Lanjut Uchok Sky, kenaikan Tarif air PAM Jaya tidak masuk akal lantaran ada oknum yang diuntungkan, dan sudah termasuk kategori dugaan korupsi. Karena itu melanggar aturan hukum.

“CBA mendesak kepada Komisi Pemberantasan Korupsi (KPK) untuk segera memeriksa Direktur Utama Perumda PAM Jaya, Arief Nasrudin dan Pj Gubernur Jakarta, Heru Budi Hartono dalam kasus kenaikan tarif Air PAM Jaya,” tegas Uchok Sky.

Uchok Sky juga menyorotin dampak kebijakan ini sangat luas. Kenaikan tarif Air akan membebani masyarakat, terutama mereka yang berada di kelas ekonomi bawah yang saat ini kehilangan daya beli. Ini juga bisa memicu keresahan publik dan berpotensi menurunkan kepercayaan masyarakat terhadap pemerintah Provinsi Jakarta. Padahal, seharusnya kebijakan yang diambil harus berdasarkan asas keadilan dan kesejahteraan rakyat.

“Pemerintah pusat harus segera turun tangan dan mengevaluasi keputusan ini.
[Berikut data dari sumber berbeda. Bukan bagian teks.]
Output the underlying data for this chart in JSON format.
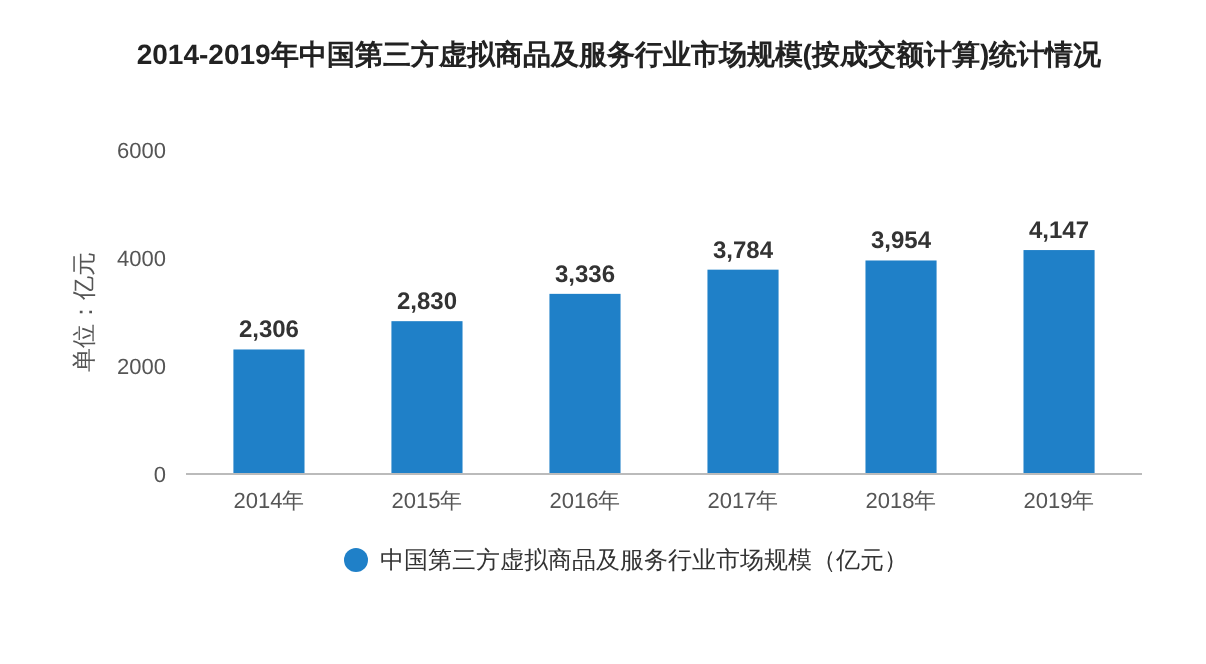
{
  "chart_data": {
    "type": "bar",
    "title": "2014-2019年中国第三方虚拟商品及服务行业市场规模(按成交额计算)统计情况",
    "ylabel": "单位：亿元",
    "categories": [
      "2014年",
      "2015年",
      "2016年",
      "2017年",
      "2018年",
      "2019年"
    ],
    "series": [
      {
        "name": "中国第三方虚拟商品及服务行业市场规模（亿元）",
        "color": "#1f80c8",
        "values": [
          2306,
          2830,
          3336,
          3784,
          3954,
          4147
        ]
      }
    ],
    "value_labels": [
      "2,306",
      "2,830",
      "3,336",
      "3,784",
      "3,954",
      "4,147"
    ],
    "ylim": [
      0,
      6000
    ],
    "yticks": [
      0,
      2000,
      4000,
      6000
    ],
    "grid": false,
    "legend": "bottom"
  }
}
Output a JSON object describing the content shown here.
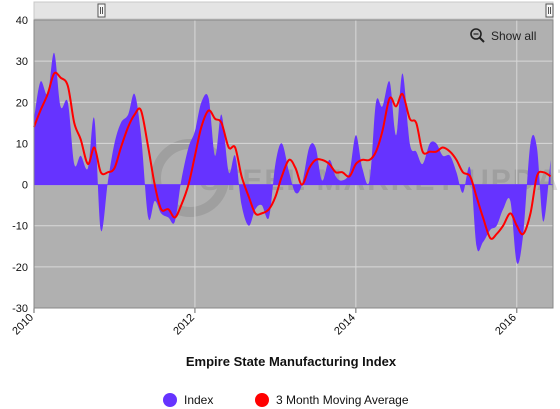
{
  "chart_data": {
    "type": "area",
    "title": "Empire State Manufacturing Index",
    "xlabel": "",
    "ylabel": "",
    "ylim": [
      -30,
      40
    ],
    "xlim": [
      2010.0,
      2016.45
    ],
    "y_ticks": [
      40,
      30,
      20,
      10,
      0,
      -10,
      -20,
      -30
    ],
    "x_ticks": [
      "2010",
      "2012",
      "2014",
      "2016"
    ],
    "x_tick_values": [
      2010,
      2012,
      2014,
      2016
    ],
    "grid": true,
    "legend_position": "bottom",
    "series": [
      {
        "name": "Index",
        "kind": "area",
        "color": "#6633ff",
        "x": [
          2010.0,
          2010.08,
          2010.17,
          2010.25,
          2010.33,
          2010.42,
          2010.5,
          2010.58,
          2010.67,
          2010.75,
          2010.83,
          2010.92,
          2011.0,
          2011.08,
          2011.17,
          2011.25,
          2011.33,
          2011.42,
          2011.5,
          2011.58,
          2011.67,
          2011.75,
          2011.83,
          2011.92,
          2012.0,
          2012.08,
          2012.17,
          2012.25,
          2012.33,
          2012.42,
          2012.5,
          2012.58,
          2012.67,
          2012.75,
          2012.83,
          2012.92,
          2013.0,
          2013.08,
          2013.17,
          2013.25,
          2013.33,
          2013.42,
          2013.5,
          2013.58,
          2013.67,
          2013.75,
          2013.83,
          2013.92,
          2014.0,
          2014.08,
          2014.17,
          2014.25,
          2014.33,
          2014.42,
          2014.5,
          2014.58,
          2014.67,
          2014.75,
          2014.83,
          2014.92,
          2015.0,
          2015.08,
          2015.17,
          2015.25,
          2015.33,
          2015.42,
          2015.5,
          2015.58,
          2015.67,
          2015.75,
          2015.83,
          2015.92,
          2016.0,
          2016.08,
          2016.17,
          2016.25,
          2016.33,
          2016.42
        ],
        "values": [
          16,
          25,
          22,
          32,
          19,
          20,
          5,
          7,
          4,
          16,
          -11,
          1,
          10,
          15,
          17,
          22,
          12,
          -8,
          -4,
          -7,
          -8,
          -9,
          1,
          9,
          13,
          20,
          21,
          7,
          17,
          3,
          7,
          -5,
          -10,
          -6,
          -5,
          -8,
          5,
          10,
          3,
          -2,
          0,
          9,
          9,
          1,
          6,
          2,
          1,
          3,
          12,
          4,
          1,
          20,
          19,
          25,
          12,
          27,
          10,
          8,
          5,
          10,
          10,
          7,
          7,
          3,
          -2,
          4,
          -15,
          -14,
          -11,
          -10,
          -6,
          -4,
          -19,
          -12,
          10,
          9,
          -9,
          6
        ]
      },
      {
        "name": "3 Month Moving Average",
        "kind": "line",
        "color": "#ff0000",
        "x": [
          2010.0,
          2010.08,
          2010.17,
          2010.25,
          2010.33,
          2010.42,
          2010.5,
          2010.58,
          2010.67,
          2010.75,
          2010.83,
          2010.92,
          2011.0,
          2011.08,
          2011.17,
          2011.25,
          2011.33,
          2011.42,
          2011.5,
          2011.58,
          2011.67,
          2011.75,
          2011.83,
          2011.92,
          2012.0,
          2012.08,
          2012.17,
          2012.25,
          2012.33,
          2012.42,
          2012.5,
          2012.58,
          2012.67,
          2012.75,
          2012.83,
          2012.92,
          2013.0,
          2013.08,
          2013.17,
          2013.25,
          2013.33,
          2013.42,
          2013.5,
          2013.58,
          2013.67,
          2013.75,
          2013.83,
          2013.92,
          2014.0,
          2014.08,
          2014.17,
          2014.25,
          2014.33,
          2014.42,
          2014.5,
          2014.58,
          2014.67,
          2014.75,
          2014.83,
          2014.92,
          2015.0,
          2015.08,
          2015.17,
          2015.25,
          2015.33,
          2015.42,
          2015.5,
          2015.58,
          2015.67,
          2015.75,
          2015.83,
          2015.92,
          2016.0,
          2016.08,
          2016.17,
          2016.25,
          2016.33,
          2016.42
        ],
        "values": [
          14,
          18,
          22,
          27,
          26,
          24,
          15,
          11,
          5,
          9,
          3,
          3,
          4,
          9,
          14,
          17,
          18,
          9,
          0,
          -6,
          -6,
          -8,
          -5,
          0,
          7,
          14,
          18,
          16,
          15,
          9,
          9,
          2,
          -3,
          -7,
          -7,
          -6,
          -3,
          2,
          6,
          4,
          0,
          4,
          6,
          6,
          5,
          3,
          3,
          2,
          5,
          6,
          6,
          8,
          13,
          21,
          19,
          22,
          16,
          15,
          8,
          8,
          8,
          9,
          8,
          6,
          3,
          2,
          -3,
          -8,
          -13,
          -12,
          -10,
          -7,
          -10,
          -12,
          -7,
          2,
          3,
          2
        ]
      }
    ]
  },
  "legend": {
    "items": [
      {
        "label": "Index",
        "color": "#6633ff"
      },
      {
        "label": "3 Month Moving Average",
        "color": "#ff0000"
      }
    ]
  },
  "controls": {
    "show_all_label": "Show all",
    "zoom_icon": "magnifier-icon",
    "handle_icon": "drag-handle-icon"
  },
  "colors": {
    "plot_background": "#b0b0b0",
    "grid": "#d8d8d8",
    "navigator": "#e4e4e4"
  }
}
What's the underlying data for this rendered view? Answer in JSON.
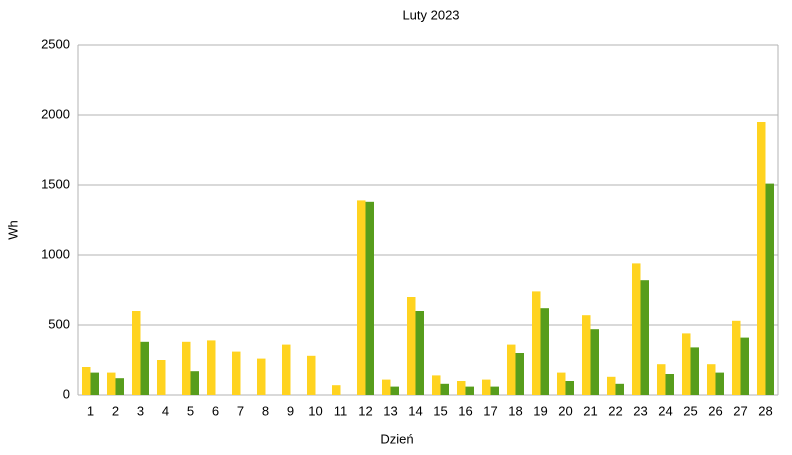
{
  "chart_data": {
    "type": "bar",
    "title": "Luty 2023",
    "x_label": "Dzień",
    "y_label": "Wh",
    "categories": [
      "1",
      "2",
      "3",
      "4",
      "5",
      "6",
      "7",
      "8",
      "9",
      "10",
      "11",
      "12",
      "13",
      "14",
      "15",
      "16",
      "17",
      "18",
      "19",
      "20",
      "21",
      "22",
      "23",
      "24",
      "25",
      "26",
      "27",
      "28"
    ],
    "series": [
      {
        "color": "#ffd320",
        "values": [
          200,
          160,
          600,
          250,
          380,
          390,
          310,
          260,
          360,
          280,
          70,
          1390,
          110,
          700,
          140,
          100,
          110,
          360,
          740,
          160,
          570,
          130,
          940,
          220,
          440,
          220,
          530,
          1950
        ]
      },
      {
        "color": "#579d1c",
        "values": [
          160,
          120,
          380,
          0,
          170,
          0,
          0,
          0,
          0,
          0,
          0,
          1380,
          60,
          600,
          80,
          60,
          60,
          300,
          620,
          100,
          470,
          80,
          820,
          150,
          340,
          160,
          410,
          1510
        ]
      }
    ],
    "ylim": [
      0,
      2500
    ],
    "yticks": [
      0,
      500,
      1000,
      1500,
      2000,
      2500
    ],
    "grid": true
  }
}
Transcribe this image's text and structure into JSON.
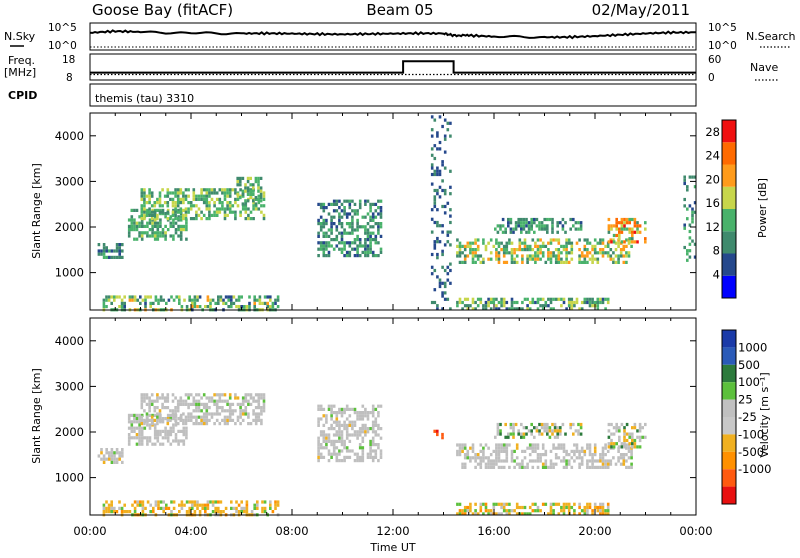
{
  "header": {
    "station": "Goose Bay (fitACF)",
    "beam": "Beam 05",
    "date": "02/May/2011"
  },
  "noise_panel": {
    "left_label": "N.Sky",
    "right_label": "N.Search",
    "ticks": [
      "10^5",
      "10^0"
    ],
    "right_ticks": [
      "10^5",
      "10^0"
    ]
  },
  "freq_panel": {
    "left_label_1": "Freq.",
    "left_label_2": "[MHz]",
    "right_label": "Nave",
    "left_ticks": [
      "18",
      "8"
    ],
    "right_ticks": [
      "60",
      "0"
    ]
  },
  "cpid_panel": {
    "label": "CPID",
    "program": "themis (tau) 3310"
  },
  "colors": {
    "power": [
      "#0000ff",
      "#25488c",
      "#3f8a6d",
      "#49b26b",
      "#c7d64b",
      "#ff9b1b",
      "#ff6a00",
      "#f01010"
    ],
    "velocity": [
      "#1a3aa8",
      "#2a5ab8",
      "#2c7a3c",
      "#5cc03c",
      "#c0c0c0",
      "#c8c8c8",
      "#f0b020",
      "#ff9000",
      "#ff5a10",
      "#e81010"
    ],
    "ground_scatter": "#bfbfbf"
  },
  "chart_data": [
    {
      "type": "line",
      "name": "noise-panel",
      "xlabel": "",
      "ylabel": "",
      "log_y": true,
      "ylim": [
        1,
        100000
      ],
      "series": [
        {
          "name": "N.Sky",
          "style": "solid",
          "x": [
            0,
            1,
            2,
            4,
            6,
            7,
            8,
            9,
            10,
            11,
            12,
            13,
            14,
            14.4,
            15,
            16,
            18,
            19,
            20,
            21,
            22,
            23,
            24
          ],
          "y": [
            3000,
            8000,
            5000,
            2500,
            2000,
            2200,
            1800,
            1400,
            1200,
            1500,
            1800,
            2200,
            2000,
            600,
            600,
            300,
            200,
            220,
            400,
            900,
            2000,
            3500,
            4000
          ]
        },
        {
          "name": "N.Search",
          "style": "dotted",
          "x": [
            0,
            24
          ],
          "y": [
            1,
            1
          ]
        }
      ]
    },
    {
      "type": "line",
      "name": "frequency-panel",
      "ylim": [
        8,
        18
      ],
      "y2lim": [
        0,
        60
      ],
      "series": [
        {
          "name": "Freq.",
          "style": "solid",
          "x": [
            0,
            12.4,
            12.4,
            14.4,
            14.4,
            24
          ],
          "y": [
            10.3,
            10.3,
            16.3,
            16.3,
            10.3,
            10.3
          ]
        },
        {
          "name": "Nave",
          "style": "dotted",
          "x": [
            0,
            24
          ],
          "y": [
            10,
            10
          ]
        }
      ]
    },
    {
      "type": "heatmap",
      "name": "power",
      "xlabel": "",
      "ylabel": "Slant Range [km]",
      "xlim": [
        0,
        24
      ],
      "ylim": [
        180,
        4500
      ],
      "x_ticks": [
        "00:00",
        "04:00",
        "08:00",
        "12:00",
        "16:00",
        "20:00",
        "00:00"
      ],
      "y_ticks": [
        1000,
        2000,
        3000,
        4000
      ],
      "colorbar": {
        "label": "Power [dB]",
        "ticks": [
          4,
          8,
          12,
          16,
          20,
          24,
          28
        ],
        "range": [
          0,
          30
        ]
      },
      "regions": [
        {
          "t0": 0.3,
          "t1": 1.3,
          "r0": 1300,
          "r1": 1650,
          "v0": 6,
          "v1": 12
        },
        {
          "t0": 1.5,
          "t1": 3.8,
          "r0": 1700,
          "r1": 2400,
          "v0": 8,
          "v1": 16
        },
        {
          "t0": 2.0,
          "t1": 6.9,
          "r0": 2150,
          "r1": 2850,
          "v0": 8,
          "v1": 18
        },
        {
          "t0": 5.8,
          "t1": 6.8,
          "r0": 2500,
          "r1": 3100,
          "v0": 8,
          "v1": 16
        },
        {
          "t0": 9.0,
          "t1": 11.5,
          "r0": 1400,
          "r1": 2600,
          "v0": 6,
          "v1": 14
        },
        {
          "t0": 14.5,
          "t1": 21.5,
          "r0": 1250,
          "r1": 1750,
          "v0": 8,
          "v1": 22
        },
        {
          "t0": 16.0,
          "t1": 19.5,
          "r0": 1850,
          "r1": 2200,
          "v0": 6,
          "v1": 14
        },
        {
          "t0": 20.5,
          "t1": 22.0,
          "r0": 1700,
          "r1": 2200,
          "v0": 10,
          "v1": 28
        },
        {
          "t0": 23.5,
          "t1": 24.0,
          "r0": 1300,
          "r1": 3200,
          "v0": 6,
          "v1": 14
        },
        {
          "t0": 0.5,
          "t1": 7.5,
          "r0": 200,
          "r1": 500,
          "v0": 6,
          "v1": 20
        },
        {
          "t0": 14.5,
          "t1": 20.5,
          "r0": 200,
          "r1": 450,
          "v0": 6,
          "v1": 18
        },
        {
          "t0": 13.5,
          "t1": 14.3,
          "r0": 200,
          "r1": 4450,
          "v0": 4,
          "v1": 10
        }
      ]
    },
    {
      "type": "heatmap",
      "name": "velocity",
      "xlabel": "Time UT",
      "ylabel": "Slant Range [km]",
      "xlim": [
        0,
        24
      ],
      "ylim": [
        180,
        4500
      ],
      "x_ticks": [
        "00:00",
        "04:00",
        "08:00",
        "12:00",
        "16:00",
        "20:00",
        "00:00"
      ],
      "y_ticks": [
        1000,
        2000,
        3000,
        4000
      ],
      "colorbar": {
        "label": "Velocity [m s⁻¹]",
        "ticks": [
          "1000",
          "500",
          "100",
          "25",
          "-25",
          "-100",
          "-500",
          "-1000"
        ]
      },
      "regions": [
        {
          "t0": 0.3,
          "t1": 1.3,
          "r0": 1300,
          "r1": 1650,
          "kind": "ground"
        },
        {
          "t0": 1.5,
          "t1": 3.8,
          "r0": 1700,
          "r1": 2400,
          "kind": "ground"
        },
        {
          "t0": 2.0,
          "t1": 6.9,
          "r0": 2150,
          "r1": 2850,
          "kind": "ground"
        },
        {
          "t0": 9.0,
          "t1": 11.5,
          "r0": 1400,
          "r1": 2600,
          "kind": "ground"
        },
        {
          "t0": 14.5,
          "t1": 21.5,
          "r0": 1250,
          "r1": 1750,
          "kind": "ground"
        },
        {
          "t0": 16.0,
          "t1": 19.5,
          "r0": 1850,
          "r1": 2200,
          "kind": "mixed"
        },
        {
          "t0": 20.5,
          "t1": 22.0,
          "r0": 1700,
          "r1": 2200,
          "kind": "mixed"
        },
        {
          "t0": 0.5,
          "t1": 7.5,
          "r0": 200,
          "r1": 500,
          "kind": "negative"
        },
        {
          "t0": 14.5,
          "t1": 20.5,
          "r0": 200,
          "r1": 450,
          "kind": "negative"
        },
        {
          "t0": 13.6,
          "t1": 14.0,
          "r0": 1850,
          "r1": 2050,
          "kind": "strong-negative"
        }
      ]
    }
  ]
}
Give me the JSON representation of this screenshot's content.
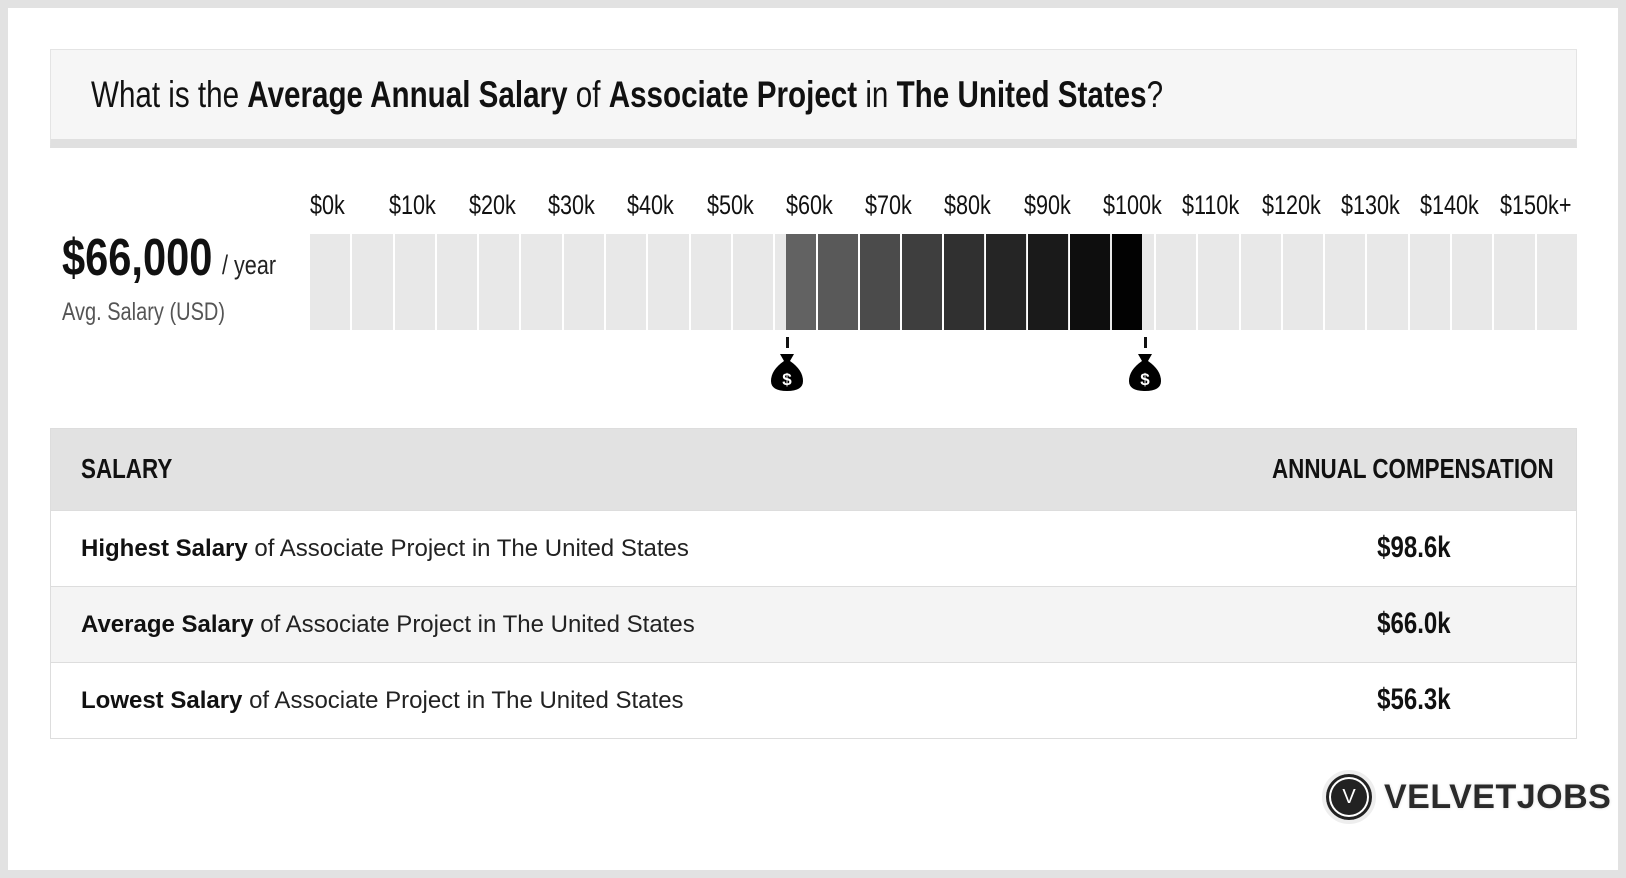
{
  "title": {
    "p1": "What is the ",
    "b1": "Average Annual Salary",
    "p2": " of ",
    "b2": "Associate Project",
    "p3": " in ",
    "b3": "The United States",
    "p4": "?"
  },
  "summary": {
    "salary": "$66,000",
    "per": "/ year",
    "label": "Avg. Salary (USD)"
  },
  "chart_data": {
    "type": "bar",
    "tick_labels": [
      "$0k",
      "$10k",
      "$20k",
      "$30k",
      "$40k",
      "$50k",
      "$60k",
      "$70k",
      "$80k",
      "$90k",
      "$100k",
      "$110k",
      "$120k",
      "$130k",
      "$140k",
      "$150k+"
    ],
    "range_low": 56300,
    "range_high": 98600,
    "average": 66000,
    "highlight_colors": [
      "#626262",
      "#595959",
      "#4b4b4b",
      "#3e3e3e",
      "#303030",
      "#252525",
      "#1a1a1a",
      "#0e0e0e",
      "#020202"
    ],
    "base_color": "#e8e8e8"
  },
  "markers": {
    "icon": "money-bag-icon",
    "symbol": "$"
  },
  "table": {
    "headers": [
      "SALARY",
      "ANNUAL COMPENSATION"
    ],
    "rows": [
      {
        "bold": "Highest Salary",
        "rest": " of Associate Project in The United States",
        "value": "$98.6k"
      },
      {
        "bold": "Average Salary",
        "rest": " of Associate Project in The United States",
        "value": "$66.0k"
      },
      {
        "bold": "Lowest Salary",
        "rest": " of Associate Project in The United States",
        "value": "$56.3k"
      }
    ]
  },
  "logo": {
    "letter": "V",
    "text": "VELVETJOBS"
  }
}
Jika memang terbukti melanggar aturan, kebijakan tersebut harus segera dibatalkan. Selain itu, ke depan harus ada pengawasan lebih ketat terhadap pemimpin daerah agar mereka tidak bertindak di luar kewenangannya,” tegasnya.

Hingga berita ini diturunkan, belum ada pernyataan resmi dari Pemprov DKI Jakarta maupun Perumda PAM Jaya. Jika terbukti melanggar aturan, tarif baru dapat dibekukan atau dibatalkan.

Masyarakat kini menuntut agar Anggota DPRD DKI Jakarta dan Pemerintah Pusat segera turun tangan untuk meninjau ulang kebijakan ini. Beberapa anggota DPRD Jakarta bahkan sudah mulai bersuara dan mendesak Pemprov Jakarta untuk memberikan klarifikasi terkait dasar hukum kenaikan tarif ini.

Sementara itu, di media sosial, tagar #TolakKenaikanTarifAir #PamJayaZalim mulai viral. Banyak netizen menyuarakan keluhan mereka dan mendesak agar kebijakan ini ditinjau ulang.

“Masyarakat juga berharap Gubernur Jakarta yang baru Pramono Anung agar dapat berpihak dan melindungi rakyat dengan segera membatalkan Keputusan Gubernur DKI Jakarta Nomor 730 Tahun 2024 yang dibuat oleh Pj Gubernur sebelumnya. Keputusan ini dinilai tidak hanya memberatkan warga, tetapi juga berpotensi melanggar aturan hukum yang berlaku, ” pungkas Uchok Sky.

Apa langkah selanjutnya dari Pemerintah? Apakah kenaikan tarif Air ini akan tetap diberlakukan atau justru dibatalkan? Masyarakat Jakarta menunggu jawaban!